In a performance tuning situation, sometimes you have to figure out:
- Is the problem that I'm not doing each operation fast enough or...
- Is the problem that I'm simply doing too many operations?
(Typically I will leave the operation slow while I cut down the number of operations, because having slow primitives makes it easy to observe the effects of improving algorithm time in a profiler. Then once I fix the algorithm, I tune the operation itself, possibly even temporarily disabling the algorithm improvement to make it easier to "see" what's going on when profiling.)
For WED (the X-Plane scenry tool) I decided to "code first, tune later" -- given that
the design could change a lot while in progress, it seemed best to not spend a lot of
time on code that might get thrown out. I knew that the fundamental design (a group of airports, each spatially far apart) could easily be tuned to prevent major O(n) parts just using indexing and culling.

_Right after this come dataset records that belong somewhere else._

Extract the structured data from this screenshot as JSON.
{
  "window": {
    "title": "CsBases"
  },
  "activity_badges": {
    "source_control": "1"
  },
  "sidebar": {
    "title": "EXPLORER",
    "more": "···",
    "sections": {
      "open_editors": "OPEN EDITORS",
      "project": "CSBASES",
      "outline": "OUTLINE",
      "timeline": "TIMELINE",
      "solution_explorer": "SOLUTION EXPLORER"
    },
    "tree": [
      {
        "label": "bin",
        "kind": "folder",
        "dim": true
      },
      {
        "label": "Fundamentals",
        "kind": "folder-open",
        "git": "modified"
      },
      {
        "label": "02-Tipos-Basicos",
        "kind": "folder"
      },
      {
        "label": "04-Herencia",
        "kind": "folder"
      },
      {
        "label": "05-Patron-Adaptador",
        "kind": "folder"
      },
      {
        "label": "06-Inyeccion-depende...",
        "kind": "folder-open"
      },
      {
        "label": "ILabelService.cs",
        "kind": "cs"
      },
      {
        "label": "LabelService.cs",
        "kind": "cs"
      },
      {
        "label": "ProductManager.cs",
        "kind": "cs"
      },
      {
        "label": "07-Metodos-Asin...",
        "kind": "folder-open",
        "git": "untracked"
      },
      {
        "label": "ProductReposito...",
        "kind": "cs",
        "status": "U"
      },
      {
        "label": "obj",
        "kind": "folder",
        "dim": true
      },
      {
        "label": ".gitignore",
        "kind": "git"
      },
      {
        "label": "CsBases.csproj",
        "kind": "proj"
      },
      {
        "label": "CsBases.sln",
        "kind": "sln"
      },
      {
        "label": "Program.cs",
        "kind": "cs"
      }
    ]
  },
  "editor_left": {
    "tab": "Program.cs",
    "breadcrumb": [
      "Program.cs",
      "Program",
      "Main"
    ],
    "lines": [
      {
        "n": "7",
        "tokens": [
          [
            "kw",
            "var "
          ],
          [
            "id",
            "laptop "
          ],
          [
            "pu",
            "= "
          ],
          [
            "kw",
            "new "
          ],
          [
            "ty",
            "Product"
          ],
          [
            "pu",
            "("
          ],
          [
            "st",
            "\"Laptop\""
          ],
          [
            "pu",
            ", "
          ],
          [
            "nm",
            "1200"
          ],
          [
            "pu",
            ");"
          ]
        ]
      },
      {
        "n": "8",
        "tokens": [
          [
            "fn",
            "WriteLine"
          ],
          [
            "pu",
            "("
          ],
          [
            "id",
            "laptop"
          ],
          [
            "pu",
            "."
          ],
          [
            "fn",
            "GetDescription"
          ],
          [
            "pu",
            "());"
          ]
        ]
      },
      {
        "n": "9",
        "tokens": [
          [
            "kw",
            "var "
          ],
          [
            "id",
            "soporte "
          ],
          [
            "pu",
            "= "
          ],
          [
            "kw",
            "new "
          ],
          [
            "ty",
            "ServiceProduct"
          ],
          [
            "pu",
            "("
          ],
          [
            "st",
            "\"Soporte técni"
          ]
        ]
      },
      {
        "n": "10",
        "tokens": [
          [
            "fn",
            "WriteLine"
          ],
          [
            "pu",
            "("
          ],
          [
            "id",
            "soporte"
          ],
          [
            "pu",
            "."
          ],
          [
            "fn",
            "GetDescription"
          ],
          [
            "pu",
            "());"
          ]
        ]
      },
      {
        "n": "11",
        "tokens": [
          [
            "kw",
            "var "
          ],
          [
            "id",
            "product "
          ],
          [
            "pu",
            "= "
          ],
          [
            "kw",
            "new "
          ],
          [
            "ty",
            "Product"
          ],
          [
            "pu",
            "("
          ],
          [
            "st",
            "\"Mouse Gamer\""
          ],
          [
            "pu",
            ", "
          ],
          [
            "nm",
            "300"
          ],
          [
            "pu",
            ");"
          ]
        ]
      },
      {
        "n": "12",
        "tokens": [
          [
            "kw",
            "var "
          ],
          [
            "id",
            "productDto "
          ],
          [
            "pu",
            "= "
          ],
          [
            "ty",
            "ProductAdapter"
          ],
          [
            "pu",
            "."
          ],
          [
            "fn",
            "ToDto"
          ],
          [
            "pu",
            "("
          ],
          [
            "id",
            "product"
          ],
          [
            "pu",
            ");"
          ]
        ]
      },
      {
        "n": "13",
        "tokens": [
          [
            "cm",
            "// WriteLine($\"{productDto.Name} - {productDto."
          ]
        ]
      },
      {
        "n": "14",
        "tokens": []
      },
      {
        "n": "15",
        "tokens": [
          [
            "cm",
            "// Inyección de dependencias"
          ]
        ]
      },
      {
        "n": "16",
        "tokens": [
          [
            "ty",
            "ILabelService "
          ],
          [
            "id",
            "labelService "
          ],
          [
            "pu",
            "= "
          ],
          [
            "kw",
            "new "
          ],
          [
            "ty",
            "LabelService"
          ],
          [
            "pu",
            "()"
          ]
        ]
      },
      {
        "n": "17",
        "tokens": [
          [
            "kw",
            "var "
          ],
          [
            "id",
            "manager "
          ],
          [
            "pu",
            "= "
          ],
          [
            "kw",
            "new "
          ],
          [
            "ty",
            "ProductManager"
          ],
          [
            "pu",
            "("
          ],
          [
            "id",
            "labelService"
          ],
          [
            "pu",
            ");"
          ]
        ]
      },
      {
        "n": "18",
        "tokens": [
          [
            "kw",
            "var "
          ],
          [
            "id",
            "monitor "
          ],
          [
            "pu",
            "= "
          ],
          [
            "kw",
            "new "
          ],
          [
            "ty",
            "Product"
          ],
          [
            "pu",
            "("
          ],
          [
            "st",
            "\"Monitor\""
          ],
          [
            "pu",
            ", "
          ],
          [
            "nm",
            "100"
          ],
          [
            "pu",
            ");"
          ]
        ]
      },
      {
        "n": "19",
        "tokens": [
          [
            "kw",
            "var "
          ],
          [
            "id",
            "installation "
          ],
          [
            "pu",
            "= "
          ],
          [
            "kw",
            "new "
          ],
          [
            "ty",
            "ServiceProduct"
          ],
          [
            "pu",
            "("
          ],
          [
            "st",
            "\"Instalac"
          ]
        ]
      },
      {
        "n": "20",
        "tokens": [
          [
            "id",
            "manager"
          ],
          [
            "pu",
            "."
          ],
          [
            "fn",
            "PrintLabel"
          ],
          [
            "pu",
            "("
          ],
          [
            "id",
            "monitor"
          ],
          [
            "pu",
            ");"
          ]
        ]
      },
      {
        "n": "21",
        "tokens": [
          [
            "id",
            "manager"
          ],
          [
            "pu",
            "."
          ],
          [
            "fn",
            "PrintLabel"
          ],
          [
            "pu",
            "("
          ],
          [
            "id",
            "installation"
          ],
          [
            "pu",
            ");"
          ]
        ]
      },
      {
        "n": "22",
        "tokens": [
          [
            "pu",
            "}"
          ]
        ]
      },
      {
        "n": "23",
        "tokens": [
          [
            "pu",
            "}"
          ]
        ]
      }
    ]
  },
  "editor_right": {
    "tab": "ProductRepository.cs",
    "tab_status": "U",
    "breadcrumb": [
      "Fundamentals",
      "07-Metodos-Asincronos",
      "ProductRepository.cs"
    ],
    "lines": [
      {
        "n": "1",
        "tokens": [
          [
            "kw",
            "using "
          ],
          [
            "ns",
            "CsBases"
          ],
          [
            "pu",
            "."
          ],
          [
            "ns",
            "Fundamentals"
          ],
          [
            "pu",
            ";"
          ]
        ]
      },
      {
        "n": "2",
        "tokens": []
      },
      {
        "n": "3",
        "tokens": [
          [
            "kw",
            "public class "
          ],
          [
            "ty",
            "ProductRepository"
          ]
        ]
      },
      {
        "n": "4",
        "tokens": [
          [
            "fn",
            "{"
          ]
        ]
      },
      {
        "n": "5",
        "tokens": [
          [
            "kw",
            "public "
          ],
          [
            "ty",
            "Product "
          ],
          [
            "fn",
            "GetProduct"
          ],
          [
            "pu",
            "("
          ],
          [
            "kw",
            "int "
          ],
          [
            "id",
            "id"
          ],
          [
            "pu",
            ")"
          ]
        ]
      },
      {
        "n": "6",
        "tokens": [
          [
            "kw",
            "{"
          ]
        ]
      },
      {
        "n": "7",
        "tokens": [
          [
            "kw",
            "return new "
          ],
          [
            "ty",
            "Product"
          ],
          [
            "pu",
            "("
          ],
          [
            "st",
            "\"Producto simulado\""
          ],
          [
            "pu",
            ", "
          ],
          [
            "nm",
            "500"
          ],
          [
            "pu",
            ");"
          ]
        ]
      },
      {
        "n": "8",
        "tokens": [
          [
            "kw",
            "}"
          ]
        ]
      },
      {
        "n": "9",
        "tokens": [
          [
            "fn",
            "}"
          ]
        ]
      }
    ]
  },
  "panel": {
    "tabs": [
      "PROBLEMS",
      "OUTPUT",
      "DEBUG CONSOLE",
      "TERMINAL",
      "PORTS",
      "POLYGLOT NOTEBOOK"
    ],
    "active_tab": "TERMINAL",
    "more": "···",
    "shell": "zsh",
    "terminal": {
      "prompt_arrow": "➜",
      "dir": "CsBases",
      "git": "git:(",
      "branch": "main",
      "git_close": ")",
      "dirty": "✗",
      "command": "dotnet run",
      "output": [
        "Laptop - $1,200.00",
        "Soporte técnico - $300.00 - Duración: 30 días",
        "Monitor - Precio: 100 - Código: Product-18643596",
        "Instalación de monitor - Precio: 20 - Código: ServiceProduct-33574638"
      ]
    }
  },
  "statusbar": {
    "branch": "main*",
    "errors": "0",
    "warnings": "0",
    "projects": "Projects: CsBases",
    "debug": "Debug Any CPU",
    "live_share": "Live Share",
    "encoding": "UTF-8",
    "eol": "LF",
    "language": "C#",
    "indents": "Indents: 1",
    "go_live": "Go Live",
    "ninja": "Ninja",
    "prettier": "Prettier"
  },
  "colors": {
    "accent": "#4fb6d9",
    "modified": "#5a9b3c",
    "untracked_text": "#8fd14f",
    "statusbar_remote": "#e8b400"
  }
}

The resulting unoptimized code was, well, simply awful. What really surprised me was how much time was being spent in dynamic_cast - pretty close to all of it.
The solution was mostly to fix stupid code, but in some cases to not use dynamic_cast.
- The biggest single problem was a lack of caching. If we have tree structure, the intermediate nodes can't ask the leaf nodes for information on every function call - the result makse time complexity worse, not better!
- When dealing with a large dataset, pass counts matter. For example, avoiding iterating on the hierarchy of airports when drawing a layer that doesn't care was a big win - it takes a long time just to visit all of that data.
I'm not a big fan of visitor, so my original design simply used dynamic cast within the specific UI construct to figure out which datamodel construct it had. It turns out the performance problem with this isn't that we're double-dispatching, but only how we do it, and for a large number of objects, dynamic_cast is simply too expensive. Providing a virtual function to get some kind of "type info" on the generic object is much faster.
So if there's any lesson on dynamic_cast here, I think it's just "dynamic_cast does some serious work" ... don't use it unless you really have to, and don't use it inside a hot loop, or where N is large.